Pilar’s heart is the colourful Foodbar, which occupies the ground floor and spills out onto the plaats. Days begins with a hearty northern breakfast of croissants, boiled eggs and smoked salmon, maple syrup-doused mini pancakes and/or a Bloody Mary. Hemingway’s Spanish-loving spirit appears in the afternoon with the arrival of pulpo, croquetas and Secreto 07 Rubia Gallega, amongst a creative take on more traditional Belgian and French fare.

“Hotel guests, Antwerp residents and people from beyond the city’s boundaries come at any time of day to assuage their hunger,” says Ysewen. “There is space for true classics such as French creuse oysters, gravadlax – our version is marinated in beetroot – and croque monsieur à la Parisienne; but also for surprising dishes such as miso hummus and a ceviche of sea bass. All are made with love using seasonal produce from local suppliers. On the drinks side there is everything from great coffee (in partnership with Antwerp-based coffee roasting house Caffenation) to homemade lemonade, delicious cocktails and a particularly fine selection of wine.” The menu changes seasonally – or at the whim of Chirstophe’s latest culinary passion.

Peeters’ flair for creating cool and atmospheric spaces is evident across the ground floor, where Foodbar is flanked by a small but slick reception area on one side and the Pilar shop on the other. The shop, co-curated by the pair’s mothers, stocks ceramics, a mix of the products used in the rooms, a wall-mounted desk and other pieces designed by Contekst Interior Architects (the firm co-owned by Peeters) and a “wall of art” showcasing “new finds at very reasonable prices.” 

However it is upstairs, in the design of Pilar’s 17 guest rooms, that Peeters’ talents shine. He has that typical Northern subtlety to stand back and allow the space to do the talking, where high ceilings and an abundance of natural light make for a luxury that has nothing to do with stars.

There are five room categories, each with a different temperament: ‘Classic’ (25m2), ‘Gold’ (35m2), ‘Eco’ (30m2), ‘Grande’ (40m2) and the ‘Junior Suite with Terrace’ (45m2). Timber floors, formed-concrete ceilings and the rough-plastered brickwork of Pilar’s walls are softened by a vintage desk here, a Marcel Breuer cantilever chair there, alongside large and comfortable beds dressed in grey, emerald green or electric blue blankets, depending on the room type. Not to mention great lighting; rarely are LED strips used in such a successful way. Rooms are light on unnecessary distraction, too, with bathtubs, heavenly Le Labo toiletries, espresso machines and not much else. My Eco room was everything I wanted my first Antwerp abode to be – a minimalist play of great lines and rough surfaces. Even the tub in the middle of the room was sunken into the timber floor – one less thing to take away from the room’s meditation of texture and light.

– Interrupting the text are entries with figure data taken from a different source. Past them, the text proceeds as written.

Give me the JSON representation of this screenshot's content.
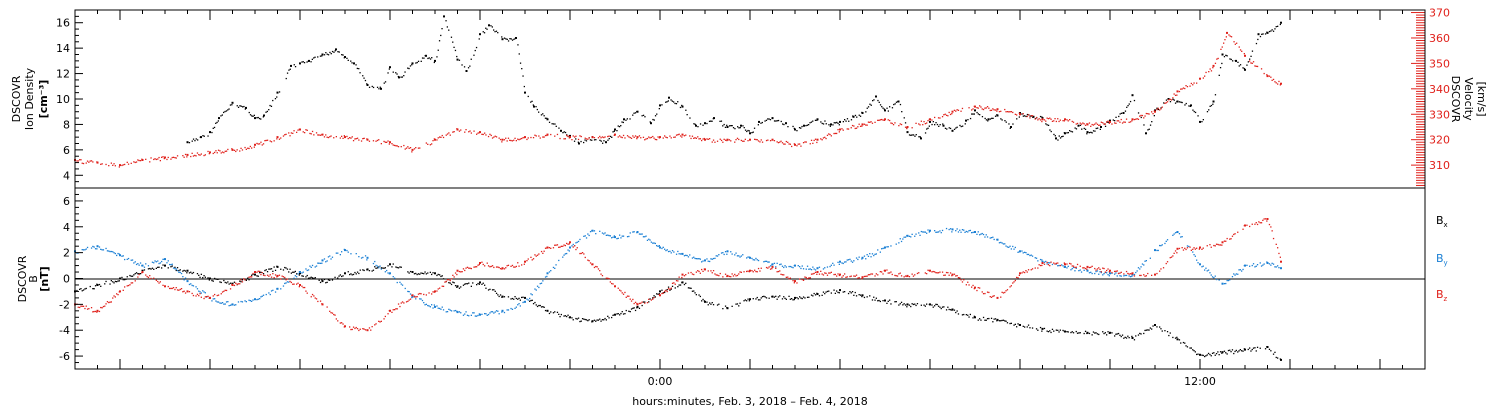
{
  "chart_data": [
    {
      "type": "scatter",
      "panel": "top",
      "ylabel_lines": [
        "DSCOVR",
        "Ion  Density",
        "[cm⁻³]"
      ],
      "ylim": [
        3,
        17
      ],
      "yticks": [
        4,
        6,
        8,
        10,
        12,
        14,
        16
      ],
      "y2label_lines": [
        "DSCOVR",
        "Velocity",
        "[km/s]"
      ],
      "y2lim": [
        301,
        371
      ],
      "y2ticks": [
        310,
        320,
        330,
        340,
        350,
        360,
        370
      ],
      "y2_color": "#e0211b",
      "xlim_hours": [
        -13,
        17
      ],
      "series": [
        {
          "axis": "left",
          "color": "#000000",
          "x": [
            -10.5,
            -10.2,
            -10,
            -9.8,
            -9.5,
            -9.2,
            -9,
            -8.8,
            -8.5,
            -8.2,
            -8,
            -7.8,
            -7.5,
            -7.2,
            -7,
            -6.8,
            -6.5,
            -6.2,
            -6,
            -5.8,
            -5.5,
            -5.2,
            -5,
            -4.8,
            -4.5,
            -4.3,
            -4,
            -3.8,
            -3.5,
            -3.2,
            -3,
            -2.8,
            -2.5,
            -2.2,
            -2,
            -1.8,
            -1.5,
            -1.2,
            -1,
            -0.8,
            -0.5,
            -0.2,
            0,
            0.2,
            0.5,
            0.8,
            1,
            1.2,
            1.5,
            1.8,
            2,
            2.2,
            2.5,
            2.8,
            3,
            3.2,
            3.5,
            3.8,
            4,
            4.3,
            4.5,
            4.8,
            5,
            5.3,
            5.5,
            5.8,
            6,
            6.3,
            6.5,
            6.8,
            7,
            7.3,
            7.5,
            7.8,
            8,
            8.3,
            8.5,
            8.8,
            9,
            9.3,
            9.5,
            9.8,
            10,
            10.3,
            10.5,
            10.8,
            11,
            11.3,
            11.5,
            11.8,
            12,
            12.3,
            12.5,
            12.8,
            13,
            13.3,
            13.5,
            13.8
          ],
          "y": [
            6.6,
            7,
            7.4,
            8.5,
            9.7,
            9.3,
            8.5,
            8.7,
            10.5,
            12.6,
            12.8,
            13,
            13.5,
            13.9,
            13.3,
            12.8,
            11.1,
            10.8,
            12.5,
            11.7,
            12.8,
            13.4,
            13,
            16.5,
            13.1,
            12.2,
            15.1,
            15.8,
            14.7,
            14.8,
            10.5,
            9.4,
            8.4,
            7.5,
            7.1,
            6.5,
            7,
            6.6,
            7.6,
            8.4,
            9,
            8.1,
            9.5,
            10.1,
            9.4,
            7.9,
            8.1,
            8.5,
            7.8,
            7.9,
            7.3,
            8.2,
            8.5,
            8.1,
            7.6,
            7.9,
            8.4,
            8,
            8.2,
            8.6,
            8.9,
            10.2,
            9.1,
            9.8,
            7.4,
            6.9,
            8.2,
            7.9,
            7.5,
            8.3,
            9.1,
            8.4,
            8.7,
            7.8,
            8.9,
            8.6,
            8.5,
            6.9,
            7.3,
            7.9,
            7.4,
            7.8,
            8.3,
            8.9,
            10.3,
            7.3,
            9.1,
            10,
            9.8,
            9.5,
            8.2,
            9.8,
            13.5,
            13,
            12.3,
            15.1,
            15.2,
            16
          ]
        },
        {
          "axis": "right",
          "color": "#e0211b",
          "x": [
            -13,
            -12.5,
            -12,
            -11.5,
            -11,
            -10.5,
            -10,
            -9.5,
            -9,
            -8.5,
            -8,
            -7.5,
            -7,
            -6.5,
            -6,
            -5.5,
            -5,
            -4.5,
            -4,
            -3.5,
            -3,
            -2.5,
            -2,
            -1.5,
            -1,
            -0.5,
            0,
            0.5,
            1,
            1.5,
            2,
            2.5,
            3,
            3.5,
            4,
            4.5,
            5,
            5.5,
            6,
            6.5,
            7,
            7.5,
            8,
            8.5,
            9,
            9.5,
            10,
            10.5,
            11,
            11.5,
            12,
            12.3,
            12.6,
            13,
            13.5,
            13.8
          ],
          "y": [
            312,
            311,
            310,
            312,
            313,
            314,
            315,
            316,
            318,
            321,
            324,
            322,
            321,
            320,
            319,
            316,
            320,
            324,
            323,
            320,
            321,
            322,
            321,
            321,
            322,
            321,
            321,
            322,
            320,
            320,
            320,
            320,
            318,
            320,
            324,
            326,
            328,
            325,
            328,
            331,
            333,
            332,
            330,
            328,
            328,
            326,
            327,
            328,
            331,
            339,
            344,
            349,
            362,
            353,
            345,
            342
          ]
        }
      ],
      "note": ""
    },
    {
      "type": "scatter",
      "panel": "bottom",
      "ylabel_lines": [
        "DSCOVR",
        "B",
        "[nT]"
      ],
      "ylim": [
        -7,
        7
      ],
      "yticks": [
        -6,
        -4,
        -2,
        0,
        2,
        4,
        6
      ],
      "zero_line": true,
      "xlim_hours": [
        -13,
        17
      ],
      "xticks_hours": [
        -12,
        -10,
        -8,
        -6,
        -4,
        -2,
        0,
        2,
        4,
        6,
        8,
        10,
        12,
        14,
        16
      ],
      "xtick_labels": [
        {
          "hour": 0,
          "label": "0:00"
        },
        {
          "hour": 12,
          "label": "12:00"
        }
      ],
      "xlabel": "hours:minutes, Feb.  3, 2018 – Feb.  4, 2018",
      "legend_placement": "right",
      "series": [
        {
          "name": "Bx",
          "name_main": "B",
          "name_sub": "x",
          "color": "#000000",
          "x": [
            -13,
            -12.5,
            -12,
            -11.5,
            -11,
            -10.5,
            -10,
            -9.5,
            -9,
            -8.5,
            -8,
            -7.5,
            -7,
            -6.5,
            -6,
            -5.5,
            -5,
            -4.5,
            -4,
            -3.5,
            -3,
            -2.5,
            -2,
            -1.5,
            -1,
            -0.5,
            0,
            0.5,
            1,
            1.5,
            2,
            2.5,
            3,
            3.5,
            4,
            4.5,
            5,
            5.5,
            6,
            6.5,
            7,
            7.5,
            8,
            8.5,
            9,
            9.5,
            10,
            10.5,
            11,
            11.5,
            12,
            12.5,
            13,
            13.5,
            13.8
          ],
          "y": [
            -1,
            -0.5,
            0,
            0.6,
            1,
            0.6,
            0,
            -0.4,
            0.3,
            0.9,
            0.4,
            -0.2,
            0.4,
            0.7,
            1.1,
            0.5,
            0.4,
            -0.6,
            -0.3,
            -1.4,
            -1.5,
            -2.5,
            -3,
            -3.3,
            -2.8,
            -2.2,
            -1,
            -0.3,
            -1.8,
            -2.3,
            -1.6,
            -1.4,
            -1.5,
            -1.2,
            -0.9,
            -1.3,
            -1.7,
            -2,
            -2,
            -2.4,
            -3,
            -3.2,
            -3.6,
            -3.9,
            -4.1,
            -4.2,
            -4.2,
            -4.6,
            -3.6,
            -4.7,
            -5.9,
            -5.7,
            -5.5,
            -5.3,
            -6.3
          ]
        },
        {
          "name": "By",
          "name_main": "B",
          "name_sub": "y",
          "color": "#1a7fd4",
          "x": [
            -13,
            -12.5,
            -12,
            -11.5,
            -11,
            -10.5,
            -10,
            -9.5,
            -9,
            -8.5,
            -8,
            -7.5,
            -7,
            -6.5,
            -6,
            -5.5,
            -5,
            -4.5,
            -4,
            -3.5,
            -3,
            -2.5,
            -2,
            -1.5,
            -1,
            -0.5,
            0,
            0.5,
            1,
            1.5,
            2,
            2.5,
            3,
            3.5,
            4,
            4.5,
            5,
            5.5,
            6,
            6.5,
            7,
            7.5,
            8,
            8.5,
            9,
            9.5,
            10,
            10.5,
            11,
            11.5,
            12,
            12.5,
            13,
            13.5,
            13.8
          ],
          "y": [
            2.1,
            2.5,
            1.8,
            1,
            1.5,
            -0.2,
            -1.5,
            -2,
            -1.6,
            -0.8,
            0.5,
            1.4,
            2.2,
            1.6,
            0.4,
            -1.4,
            -2.2,
            -2.6,
            -2.8,
            -2.5,
            -1.8,
            0.4,
            2.4,
            3.7,
            3.2,
            3.6,
            2.4,
            1.9,
            1.4,
            2.1,
            1.6,
            1.1,
            1,
            0.8,
            1.3,
            1.6,
            2.4,
            3.3,
            3.7,
            3.8,
            3.6,
            3,
            2.1,
            1.3,
            0.9,
            0.6,
            0.4,
            0.3,
            2.2,
            3.6,
            1.1,
            -0.4,
            1,
            1.2,
            0.8
          ]
        },
        {
          "name": "Bz",
          "name_main": "B",
          "name_sub": "z",
          "color": "#e0211b",
          "x": [
            -13,
            -12.5,
            -12,
            -11.5,
            -11,
            -10.5,
            -10,
            -9.5,
            -9,
            -8.5,
            -8,
            -7.5,
            -7,
            -6.5,
            -6,
            -5.5,
            -5,
            -4.5,
            -4,
            -3.5,
            -3,
            -2.5,
            -2,
            -1.5,
            -1,
            -0.5,
            0,
            0.5,
            1,
            1.5,
            2,
            2.5,
            3,
            3.5,
            4,
            4.5,
            5,
            5.5,
            6,
            6.5,
            7,
            7.5,
            8,
            8.5,
            9,
            9.5,
            10,
            10.5,
            11,
            11.5,
            12,
            12.5,
            13,
            13.5,
            13.8
          ],
          "y": [
            -2,
            -2.5,
            -1,
            0.5,
            -0.6,
            -1,
            -1.5,
            -0.5,
            0.5,
            0.2,
            -0.5,
            -2,
            -3.7,
            -4,
            -2.5,
            -1.3,
            -1,
            0.6,
            1.2,
            0.8,
            1.3,
            2.4,
            2.8,
            1.1,
            -0.6,
            -2,
            -1.3,
            0.3,
            0.7,
            0.2,
            0.6,
            0.9,
            -0.2,
            0.5,
            0.3,
            0.1,
            0.6,
            0.2,
            0.6,
            0.3,
            -0.7,
            -1.5,
            0.4,
            1.2,
            1.1,
            0.9,
            0.6,
            0.4,
            0.3,
            2.3,
            2.4,
            2.8,
            4.1,
            4.6,
            1.3
          ]
        }
      ]
    }
  ]
}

People often say it doesn’t matter where you stay as you’re never in the room, to which I nod politely while making a mental note not to travel with that person – or at least not let them book the hotel. I wasn’t much in my room in Antwerp, there for work and wanting experience as much of the town as I could in between. And at the same time, there are more luxurious digs in the Dutch-speaking capital of Flanders. But for me, Pilar hit that sweet spot between style, originality, comfort and cost, being away and at the same time, feeling at home, making my short stay in the city all the richer for it.

The 16th-century Florentine writer and merchant, Ludovico Guicciardini, described Antwerp as ‘the loveliest city in the world’. He even left Florence, the birthplace of the Italian Renaissance, to set up home there.  A day or two into my stay – discovering cool and quirky haunts and endlessly pretty streetscapes – I found myself entertaining similar fantasies: a light-filled apartment with high ceilings in the style of Pilar.